Changing Lanes
Taxi industry braces for big changes
By Chase Hoffberger, Fri., May 20, 2016
Joseph Beers has been driving a taxicab for nearly 20 years. During that time, he's built his business on referrals and return business, rarely working off the much-criticized dispatch systems the companies employ.
Last August, when the Chronicle story "Crash Course" detailed the ways in which the city's three-franchise taxi system was killing itself (taking its independently contracted drivers down with it), Beers served as a valuable source of context. At the time he drove for Austin Cab. Like most drivers – from all three franchises: Austin, Yellow Cab, and Lone Star Cab – who spoke with the paper, he requested anonymity. Despite 16 years in the industry, Beers still feared retaliation for speaking up.
Which makes his declaration last Thursday that much more revealing.
"I'm talking to you in the lobby at Yellow Cab," said Beers, who transferred to the Texas-wide conglomerate recently, after City Council delivered local taxi permits to drivers, rather than their franchises. "I'm not afraid of anybody. If somebody fired me because of the things I say, I don't give a fuck."
Indeed, there's a sense around the taxi industry that the oligarchy is finally falling. Certain franchise managers once characterized as reclusive are now contacting the media to relay their opinions. Others more proficient in the ways of corporate communications have fallen silent. Private sources have gone on the record. Numbers at the local union, the Taxi Drivers Association of Austin, continue rising.
One day before I talked to Beers – on Wed., May 11 – news broke that Austin Transportation Director Robert Spillar sent a memo to City Council recommending that the city "abandon the taxi franchise model for an operating authority system" – free capitalism, in which any number of people are able to start any number of cab companies so long as they desire to do so. The buzzword – "deregulation" – wasn't noted specifically within the memo. Its context, however, and mention of "the overall regulatory scheme" reconstructing itself to "allow different modes of ground transportation to compete directly and allow customers to select the type of ground transportation they prefer to use," had the industry freaking out.
"They'd be putting everybody out of business," warned Ron Means, whose family operates Austin Cab. "You're going to have a bunch of rogues out there, and you're not going to have any order. You're going to have people running around on their own doing all kinds of dumb stuff."
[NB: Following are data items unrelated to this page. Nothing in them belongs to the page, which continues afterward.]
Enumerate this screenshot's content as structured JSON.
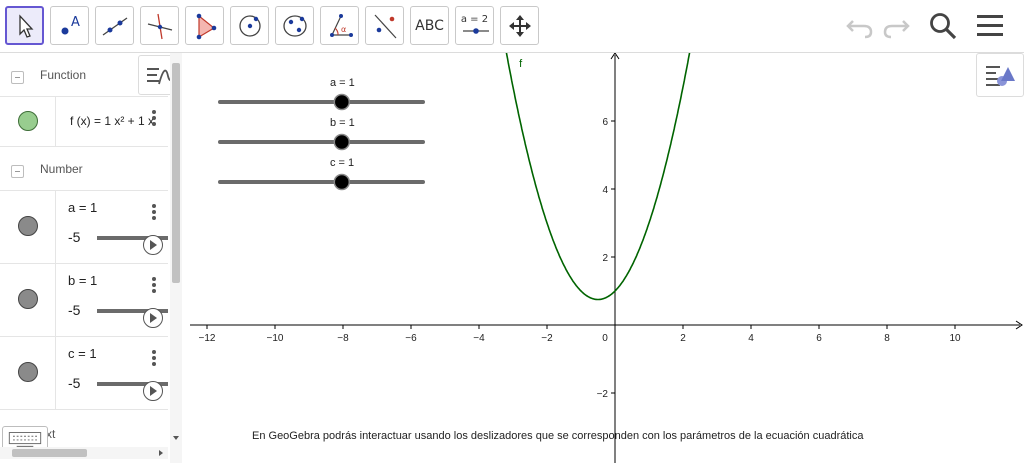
{
  "toolbar": {
    "tools": [
      {
        "name": "move-tool",
        "selected": true
      },
      {
        "name": "point-tool",
        "label": "A"
      },
      {
        "name": "line-tool"
      },
      {
        "name": "perpendicular-line-tool"
      },
      {
        "name": "polygon-tool"
      },
      {
        "name": "circle-center-point-tool"
      },
      {
        "name": "ellipse-tool"
      },
      {
        "name": "angle-tool",
        "label": "α"
      },
      {
        "name": "reflect-tool"
      },
      {
        "name": "text-tool",
        "label": "ABC"
      },
      {
        "name": "slider-tool",
        "label": "a = 2"
      },
      {
        "name": "move-graphics-view-tool"
      }
    ]
  },
  "algebra": {
    "function_group": "Function",
    "function_item": {
      "label": "f (x) = 1 x² + 1 x",
      "color": "#98cd8f"
    },
    "number_group": "Number",
    "numbers": [
      {
        "label": "a = 1",
        "min": "-5"
      },
      {
        "label": "b = 1",
        "min": "-5"
      },
      {
        "label": "c = 1",
        "min": "-5"
      }
    ],
    "text_group_stub": "xt"
  },
  "graphics": {
    "sliders": [
      {
        "label": "a = 1",
        "value": 1,
        "min": -5,
        "max": 5
      },
      {
        "label": "b = 1",
        "value": 1,
        "min": -5,
        "max": 5
      },
      {
        "label": "c = 1",
        "value": 1,
        "min": -5,
        "max": 5
      }
    ],
    "function_label": "f",
    "caption": "En GeoGebra podrás interactuar usando los deslizadores que se corresponden con los parámetros de la ecuación cuadrática",
    "x_ticks": [
      "−12",
      "−10",
      "−8",
      "−6",
      "−4",
      "−2",
      "0",
      "2",
      "4",
      "6",
      "8",
      "10"
    ],
    "y_ticks": [
      "6",
      "4",
      "2",
      "−2"
    ],
    "curve_color": "#006400"
  }
}
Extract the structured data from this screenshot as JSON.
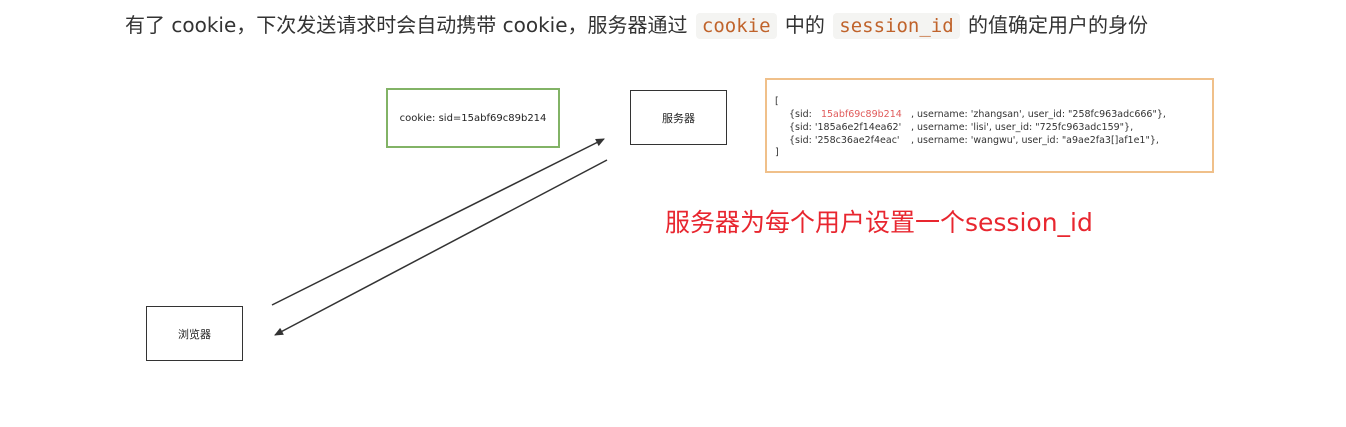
{
  "intro": {
    "text_before": "有了 cookie，下次发送请求时会自动携带 cookie，服务器通过",
    "code_1": "cookie",
    "text_middle": "中的",
    "code_2": "session_id",
    "text_after": "的值确定用户的身份"
  },
  "diagram": {
    "cookie_box": {
      "label": "cookie: sid=15abf69c89b214"
    },
    "server_box": {
      "label": "服务器"
    },
    "browser_box": {
      "label": "浏览器"
    },
    "session_table": {
      "open_bracket": "[",
      "close_bracket": "]",
      "rows": [
        {
          "sid_prefix": "{sid:",
          "sid_value": "15abf69c89b214",
          "rest": ", username: 'zhangsan', user_id: \"258fc963adc666\"},"
        },
        {
          "sid_prefix": "{sid: ",
          "sid_value": "'185a6e2f14ea62'",
          "rest": ", username: 'lisi', user_id: \"725fc963adc159\"},"
        },
        {
          "sid_prefix": "{sid: ",
          "sid_value": "'258c36ae2f4eac'",
          "rest": ", username: 'wangwu', user_id: \"a9ae2fa3[]af1e1\"},"
        }
      ]
    },
    "caption": "服务器为每个用户设置一个session_id"
  },
  "colors": {
    "caption": "#e8262f",
    "sid_highlight": "#e05a5a",
    "code_text": "#c0632b",
    "cookie_border": "#82b366",
    "table_border": "#f0c08a"
  }
}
The TDAA reported a lack of clarity on the idea; they fear that a substantial change like that which Spillar has proposed will affect plans for their proposed co-op – which, conveniently, goes to Council on first reading today (Thu., May 19). Beers, who's unaffiliated with the association, suggested the city study Seattle's failed effort to deregulate the taxi industry in the late Seventies. Spillar declined to answer questions about the memo – specifically, about what "deregulation" would do to pricing and permit fees – suggesting through a Transportation Department spokesperson that the proposal will contain more clarity after two stakeholder meetings (which are private), scheduled for this Wednesday, as the paper went to press, and for Wed., May 25.
"These are just words right now," offered Council Member Ann Kitchen, who chairs the council's Mobility Committee. "People have a lot of different interpretations about what a word like that means. I don't know. We don't have the recommendations yet. What I think we're working towards is simplifying requirements, modernizing them, updating them. Those are the kinds of words I use to make sure they're consistent across the board."
Nega Taddesse, a board member with the TDAA, said that previous stakeholder meetings with the Transportation Department have included the association, representatives from the three taxi franchises, SuperShuttle, and Electric Cab of Austin, the golf cart-looking rides that function like Downtown taxis. He said a city representative indicated that Uber and Lyft were invited to send reps to an early March meeting, the stakeholder group's first, but that both companies declined to attend.
Meanwhile, Taddesse says the week-and-a-half since Uber and Lyft left town has been among his most lucrative non-SXSW 10-day stretches in years, with demand throughout the city requiring that he sometimes stay out running trips until 6:30am. He sent pictures showing that the airport holding lot – traditionally a makeshift clubhouse for waiting cabbies – is now almost always empty as demand inside the city has drivers cruising from fare to fare.
"Our objective is to fill this Uber gap," he said. "The TDAA has been very busy. We're calling for all hands on deck."